The Toronto-based organization, which also serves many English school boards across the province, was shocked in January when a provincial auditor called to say COPA had neglected to pay its Ontario employer health tax and is facing back-taxes, penalties and interest going back to 2009.
Weintraub admits her organization’s own auditor made a mistake by not advising her about the tax.
But she says the federal Canada Revenue Agency also messed up by waiting six years to notify provincial officials that the tax was due. Ottawa usually notifies the province within two years when an employer’s payroll reaches $450,000 and triggers the tax.
“We can try to pay for two years of arrears, but to ask for six years will put us under,” said Weintraub, who took money out of her personal RRSP account to pay $7,000 owed for 2015.
NDP MPP Peter Tabuns can’t believe the government is playing hardball with the 21-year-old agency that operates out of his Toronto Danforth riding.
“This is ridiculous,” he said. “While one arm of government pays this organization to provide vital services, the other arm tries to shut it down. Who wins here? Not the taxpayer.”
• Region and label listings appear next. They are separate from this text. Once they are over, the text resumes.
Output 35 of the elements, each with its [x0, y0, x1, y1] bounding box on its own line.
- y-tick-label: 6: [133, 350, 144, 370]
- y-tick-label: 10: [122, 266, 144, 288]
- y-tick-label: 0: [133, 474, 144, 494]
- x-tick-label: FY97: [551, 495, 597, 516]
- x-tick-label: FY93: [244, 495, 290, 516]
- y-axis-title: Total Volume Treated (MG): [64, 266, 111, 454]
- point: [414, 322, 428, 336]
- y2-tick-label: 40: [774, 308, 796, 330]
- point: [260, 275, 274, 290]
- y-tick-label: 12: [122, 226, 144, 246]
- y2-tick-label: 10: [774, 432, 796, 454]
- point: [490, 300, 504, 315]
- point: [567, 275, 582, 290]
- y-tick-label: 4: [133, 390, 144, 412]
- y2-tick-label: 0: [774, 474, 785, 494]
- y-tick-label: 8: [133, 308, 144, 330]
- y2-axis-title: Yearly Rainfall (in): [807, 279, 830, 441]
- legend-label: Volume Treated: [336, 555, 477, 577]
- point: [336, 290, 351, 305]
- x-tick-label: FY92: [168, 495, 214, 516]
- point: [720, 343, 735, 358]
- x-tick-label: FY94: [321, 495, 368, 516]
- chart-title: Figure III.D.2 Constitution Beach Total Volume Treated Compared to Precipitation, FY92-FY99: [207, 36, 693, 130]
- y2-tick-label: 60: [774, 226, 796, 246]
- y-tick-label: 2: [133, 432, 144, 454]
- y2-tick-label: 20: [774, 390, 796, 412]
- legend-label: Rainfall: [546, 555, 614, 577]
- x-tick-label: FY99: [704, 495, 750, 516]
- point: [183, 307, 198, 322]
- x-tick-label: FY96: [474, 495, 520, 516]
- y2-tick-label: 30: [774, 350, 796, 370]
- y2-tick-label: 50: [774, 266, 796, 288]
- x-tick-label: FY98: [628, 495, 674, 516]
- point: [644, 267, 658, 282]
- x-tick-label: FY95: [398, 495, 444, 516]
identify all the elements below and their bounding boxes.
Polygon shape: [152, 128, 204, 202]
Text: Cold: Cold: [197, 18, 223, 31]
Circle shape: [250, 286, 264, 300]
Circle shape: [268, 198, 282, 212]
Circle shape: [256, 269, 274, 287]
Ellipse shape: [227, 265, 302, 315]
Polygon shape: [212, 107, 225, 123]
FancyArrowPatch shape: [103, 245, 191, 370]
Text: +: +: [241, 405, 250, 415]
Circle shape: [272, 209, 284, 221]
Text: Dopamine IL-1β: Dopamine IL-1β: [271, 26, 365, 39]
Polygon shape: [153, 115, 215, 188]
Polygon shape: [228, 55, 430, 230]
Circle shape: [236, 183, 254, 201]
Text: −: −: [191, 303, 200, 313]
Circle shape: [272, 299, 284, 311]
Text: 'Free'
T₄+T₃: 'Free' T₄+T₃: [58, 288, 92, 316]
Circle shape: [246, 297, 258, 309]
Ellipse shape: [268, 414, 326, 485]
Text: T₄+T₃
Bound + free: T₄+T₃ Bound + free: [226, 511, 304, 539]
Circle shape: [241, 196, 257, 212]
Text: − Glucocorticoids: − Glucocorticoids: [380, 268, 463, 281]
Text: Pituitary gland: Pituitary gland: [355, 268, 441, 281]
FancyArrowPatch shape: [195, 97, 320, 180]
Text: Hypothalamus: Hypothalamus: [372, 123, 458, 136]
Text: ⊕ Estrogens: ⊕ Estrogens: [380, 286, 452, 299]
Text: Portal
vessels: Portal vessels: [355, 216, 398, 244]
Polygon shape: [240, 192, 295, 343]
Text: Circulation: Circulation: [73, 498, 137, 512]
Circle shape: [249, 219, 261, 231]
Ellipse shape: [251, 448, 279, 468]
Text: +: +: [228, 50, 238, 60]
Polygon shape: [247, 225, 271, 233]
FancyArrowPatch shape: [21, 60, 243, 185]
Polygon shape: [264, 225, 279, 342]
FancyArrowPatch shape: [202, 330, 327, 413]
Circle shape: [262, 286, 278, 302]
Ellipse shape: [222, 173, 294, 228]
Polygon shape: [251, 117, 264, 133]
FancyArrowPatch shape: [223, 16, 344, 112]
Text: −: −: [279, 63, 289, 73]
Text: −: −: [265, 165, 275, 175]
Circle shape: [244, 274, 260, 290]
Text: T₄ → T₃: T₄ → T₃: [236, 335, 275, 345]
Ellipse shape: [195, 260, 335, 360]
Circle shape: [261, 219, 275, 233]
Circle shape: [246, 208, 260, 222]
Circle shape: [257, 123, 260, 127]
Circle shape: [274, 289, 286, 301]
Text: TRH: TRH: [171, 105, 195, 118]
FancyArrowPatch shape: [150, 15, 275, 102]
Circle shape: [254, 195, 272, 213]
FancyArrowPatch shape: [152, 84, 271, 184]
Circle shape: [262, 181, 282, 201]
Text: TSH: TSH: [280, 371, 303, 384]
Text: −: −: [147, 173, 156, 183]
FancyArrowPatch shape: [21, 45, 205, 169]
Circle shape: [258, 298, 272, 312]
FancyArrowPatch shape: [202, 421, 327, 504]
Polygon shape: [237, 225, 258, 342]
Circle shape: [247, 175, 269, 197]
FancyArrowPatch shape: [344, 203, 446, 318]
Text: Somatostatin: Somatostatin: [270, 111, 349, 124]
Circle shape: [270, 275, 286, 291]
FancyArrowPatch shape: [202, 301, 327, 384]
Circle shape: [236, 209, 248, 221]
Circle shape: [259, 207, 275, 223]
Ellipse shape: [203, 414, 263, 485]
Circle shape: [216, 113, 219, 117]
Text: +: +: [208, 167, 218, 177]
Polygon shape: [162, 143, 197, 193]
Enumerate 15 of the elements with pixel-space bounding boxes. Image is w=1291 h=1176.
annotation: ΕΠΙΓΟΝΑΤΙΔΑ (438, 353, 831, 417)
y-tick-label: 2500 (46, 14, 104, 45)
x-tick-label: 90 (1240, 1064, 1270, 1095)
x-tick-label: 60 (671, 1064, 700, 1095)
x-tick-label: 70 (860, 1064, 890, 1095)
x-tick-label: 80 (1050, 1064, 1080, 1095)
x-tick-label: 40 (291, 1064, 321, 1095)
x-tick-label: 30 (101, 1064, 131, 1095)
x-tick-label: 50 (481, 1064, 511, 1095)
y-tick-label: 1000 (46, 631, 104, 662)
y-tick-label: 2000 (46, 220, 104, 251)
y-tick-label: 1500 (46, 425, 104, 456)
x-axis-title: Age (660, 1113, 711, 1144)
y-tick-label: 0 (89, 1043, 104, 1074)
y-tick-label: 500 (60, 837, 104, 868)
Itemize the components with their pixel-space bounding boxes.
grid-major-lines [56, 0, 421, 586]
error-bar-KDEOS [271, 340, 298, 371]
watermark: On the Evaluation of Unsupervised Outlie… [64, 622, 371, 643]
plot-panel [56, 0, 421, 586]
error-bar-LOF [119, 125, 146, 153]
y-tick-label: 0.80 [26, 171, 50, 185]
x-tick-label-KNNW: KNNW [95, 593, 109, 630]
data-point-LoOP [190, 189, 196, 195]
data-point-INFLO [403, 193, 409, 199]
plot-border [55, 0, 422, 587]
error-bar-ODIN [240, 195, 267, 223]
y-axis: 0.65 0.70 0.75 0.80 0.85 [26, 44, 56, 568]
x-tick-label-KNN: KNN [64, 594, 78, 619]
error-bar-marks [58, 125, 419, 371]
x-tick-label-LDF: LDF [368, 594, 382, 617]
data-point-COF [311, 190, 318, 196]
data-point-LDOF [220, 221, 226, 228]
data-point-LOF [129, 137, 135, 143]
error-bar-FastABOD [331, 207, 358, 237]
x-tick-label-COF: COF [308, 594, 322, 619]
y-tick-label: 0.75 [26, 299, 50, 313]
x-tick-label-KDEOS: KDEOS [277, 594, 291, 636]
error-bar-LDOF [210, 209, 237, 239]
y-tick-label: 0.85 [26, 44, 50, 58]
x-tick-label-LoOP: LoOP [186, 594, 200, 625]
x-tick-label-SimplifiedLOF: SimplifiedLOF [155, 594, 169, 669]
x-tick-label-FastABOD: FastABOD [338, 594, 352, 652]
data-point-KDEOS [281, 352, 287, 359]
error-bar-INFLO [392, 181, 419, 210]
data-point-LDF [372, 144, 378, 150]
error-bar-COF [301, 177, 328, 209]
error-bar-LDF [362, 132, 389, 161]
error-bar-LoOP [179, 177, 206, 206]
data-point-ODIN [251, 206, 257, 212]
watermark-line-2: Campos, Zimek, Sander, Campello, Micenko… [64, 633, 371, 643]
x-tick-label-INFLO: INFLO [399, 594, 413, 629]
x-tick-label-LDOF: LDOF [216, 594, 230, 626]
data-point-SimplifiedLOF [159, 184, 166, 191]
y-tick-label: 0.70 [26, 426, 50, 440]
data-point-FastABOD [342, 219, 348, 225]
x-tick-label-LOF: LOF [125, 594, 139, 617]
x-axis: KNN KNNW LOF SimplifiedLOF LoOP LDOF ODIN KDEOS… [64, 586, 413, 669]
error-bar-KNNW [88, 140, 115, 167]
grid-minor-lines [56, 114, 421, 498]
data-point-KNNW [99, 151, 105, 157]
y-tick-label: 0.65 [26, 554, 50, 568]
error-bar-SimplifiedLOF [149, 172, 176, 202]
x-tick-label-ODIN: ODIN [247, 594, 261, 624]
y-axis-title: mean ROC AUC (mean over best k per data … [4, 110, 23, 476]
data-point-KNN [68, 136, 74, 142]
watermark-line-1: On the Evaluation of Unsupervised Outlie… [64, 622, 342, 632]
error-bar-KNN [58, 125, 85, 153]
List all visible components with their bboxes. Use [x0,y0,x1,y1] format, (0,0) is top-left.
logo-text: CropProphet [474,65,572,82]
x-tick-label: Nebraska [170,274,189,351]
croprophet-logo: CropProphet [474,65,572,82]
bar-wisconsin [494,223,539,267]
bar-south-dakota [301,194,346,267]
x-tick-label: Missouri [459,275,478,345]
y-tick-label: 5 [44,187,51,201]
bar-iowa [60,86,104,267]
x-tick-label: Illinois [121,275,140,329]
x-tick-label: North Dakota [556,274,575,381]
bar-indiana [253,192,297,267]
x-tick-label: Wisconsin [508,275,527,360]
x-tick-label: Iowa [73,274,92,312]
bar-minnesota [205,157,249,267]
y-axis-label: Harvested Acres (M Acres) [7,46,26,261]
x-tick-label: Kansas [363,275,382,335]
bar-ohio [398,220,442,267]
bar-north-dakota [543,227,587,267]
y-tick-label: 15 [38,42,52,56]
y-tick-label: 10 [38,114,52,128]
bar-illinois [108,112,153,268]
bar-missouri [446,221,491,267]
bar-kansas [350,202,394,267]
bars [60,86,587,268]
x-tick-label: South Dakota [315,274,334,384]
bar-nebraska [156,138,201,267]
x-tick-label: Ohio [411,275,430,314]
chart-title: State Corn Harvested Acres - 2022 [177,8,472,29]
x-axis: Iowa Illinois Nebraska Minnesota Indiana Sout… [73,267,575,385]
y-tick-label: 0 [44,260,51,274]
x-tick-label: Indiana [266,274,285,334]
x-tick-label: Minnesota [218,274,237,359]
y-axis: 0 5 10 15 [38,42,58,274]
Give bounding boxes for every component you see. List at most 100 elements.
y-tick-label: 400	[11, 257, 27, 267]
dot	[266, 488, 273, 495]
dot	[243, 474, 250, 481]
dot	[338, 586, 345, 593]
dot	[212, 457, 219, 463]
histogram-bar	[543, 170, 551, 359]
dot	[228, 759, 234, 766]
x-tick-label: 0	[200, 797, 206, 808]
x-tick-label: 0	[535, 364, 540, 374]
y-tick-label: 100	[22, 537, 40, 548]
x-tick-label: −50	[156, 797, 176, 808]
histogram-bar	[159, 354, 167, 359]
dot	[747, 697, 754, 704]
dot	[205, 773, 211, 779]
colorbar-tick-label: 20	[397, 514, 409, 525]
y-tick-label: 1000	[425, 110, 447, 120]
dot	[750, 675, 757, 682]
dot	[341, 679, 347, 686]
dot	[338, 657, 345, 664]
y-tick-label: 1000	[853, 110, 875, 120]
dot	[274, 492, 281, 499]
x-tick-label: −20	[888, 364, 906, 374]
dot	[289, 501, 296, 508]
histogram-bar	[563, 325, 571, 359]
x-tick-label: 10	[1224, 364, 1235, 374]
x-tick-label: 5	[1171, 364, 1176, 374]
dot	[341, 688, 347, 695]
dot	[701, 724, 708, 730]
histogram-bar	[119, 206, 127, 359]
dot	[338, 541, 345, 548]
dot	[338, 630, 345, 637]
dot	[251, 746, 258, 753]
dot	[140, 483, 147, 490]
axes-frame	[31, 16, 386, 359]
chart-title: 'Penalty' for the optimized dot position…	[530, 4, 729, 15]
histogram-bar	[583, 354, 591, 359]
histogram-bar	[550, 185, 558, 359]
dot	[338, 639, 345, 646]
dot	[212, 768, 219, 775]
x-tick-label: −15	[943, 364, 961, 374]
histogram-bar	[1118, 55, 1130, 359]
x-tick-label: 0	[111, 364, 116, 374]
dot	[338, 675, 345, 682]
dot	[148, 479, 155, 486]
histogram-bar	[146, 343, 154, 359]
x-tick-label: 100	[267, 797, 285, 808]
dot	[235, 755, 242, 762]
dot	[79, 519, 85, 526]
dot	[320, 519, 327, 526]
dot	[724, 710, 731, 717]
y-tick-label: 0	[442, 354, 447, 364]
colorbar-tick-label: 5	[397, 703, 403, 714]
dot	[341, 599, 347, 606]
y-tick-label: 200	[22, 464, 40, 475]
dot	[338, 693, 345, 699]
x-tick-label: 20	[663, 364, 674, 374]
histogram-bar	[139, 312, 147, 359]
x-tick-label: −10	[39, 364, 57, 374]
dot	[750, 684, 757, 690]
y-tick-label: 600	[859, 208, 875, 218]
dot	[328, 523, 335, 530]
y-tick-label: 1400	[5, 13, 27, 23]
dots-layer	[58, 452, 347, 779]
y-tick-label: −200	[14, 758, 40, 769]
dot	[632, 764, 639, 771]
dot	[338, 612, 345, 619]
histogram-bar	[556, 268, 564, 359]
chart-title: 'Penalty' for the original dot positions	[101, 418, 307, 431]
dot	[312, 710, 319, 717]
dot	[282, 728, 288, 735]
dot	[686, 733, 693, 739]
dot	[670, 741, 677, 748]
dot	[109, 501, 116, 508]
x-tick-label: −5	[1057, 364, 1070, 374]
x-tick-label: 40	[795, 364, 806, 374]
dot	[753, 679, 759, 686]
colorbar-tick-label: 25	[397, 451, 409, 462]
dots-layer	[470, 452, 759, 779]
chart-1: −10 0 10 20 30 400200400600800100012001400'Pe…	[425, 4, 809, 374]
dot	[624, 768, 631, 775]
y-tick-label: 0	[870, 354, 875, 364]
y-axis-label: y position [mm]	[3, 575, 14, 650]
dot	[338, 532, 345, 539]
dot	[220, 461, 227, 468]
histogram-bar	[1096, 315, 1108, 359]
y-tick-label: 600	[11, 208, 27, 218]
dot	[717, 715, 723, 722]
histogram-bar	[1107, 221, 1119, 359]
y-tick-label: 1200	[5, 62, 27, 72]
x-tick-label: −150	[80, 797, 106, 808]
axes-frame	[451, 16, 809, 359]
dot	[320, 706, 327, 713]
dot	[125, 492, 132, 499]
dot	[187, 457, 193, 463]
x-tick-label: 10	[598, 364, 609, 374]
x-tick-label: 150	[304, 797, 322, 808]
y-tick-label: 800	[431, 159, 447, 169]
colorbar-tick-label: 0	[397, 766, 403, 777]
COPA, which serves children from kindergarten to high school, is the only organization of its kind in the country and has received awards from both the Canadian and Ontario teachers’ federations for its programs. The Flemish government in Belgium was so impressed with COPA’s website, it created one just like it, Weintraub said.
Tabuns has appealed to Finance Minister Charles Sousa to intervene. But in a letter dated July 5, the minister says employers are responsible for understanding their employer health tax obligations and that “extensive information” is available on the ministry’s website.
While Sousa says he appreciates COPA’s difficulties, “to grant relief from the penalties and interest would be inequitable to other taxpayers who have been assessed under similar circumstances and subsequently paid the applicable tax, interest and penalties.”
Sousa is “acting like a bureaucrat and not a problem-solver,” said Tabuns. In a reply to Sousa, he suggests COPA’s main government funders, the education ministry and Women’s Directorate, should give the organization a one-time grant to cover the tax. It is money COPA would have asked them to pay in the first place, had the organization known it was due, he noted.
Sousa could then credit those ministries for the grant, he added.
“There is a way to keep COPA alive and keep the tax system whole,” Tabuns said. “The question is whether the government cares whether francophone children in the province receive training in abuse prevention.”
In an emailed statement to the Star on Friday, Sousa said he was not able to comment on COPA’s tax woes due to taxpayer confidentiality.
“However,” he said, “if a situation arises where a company or organization is unable to fulfill their tax obligations, alternative payment plans can be arranged.”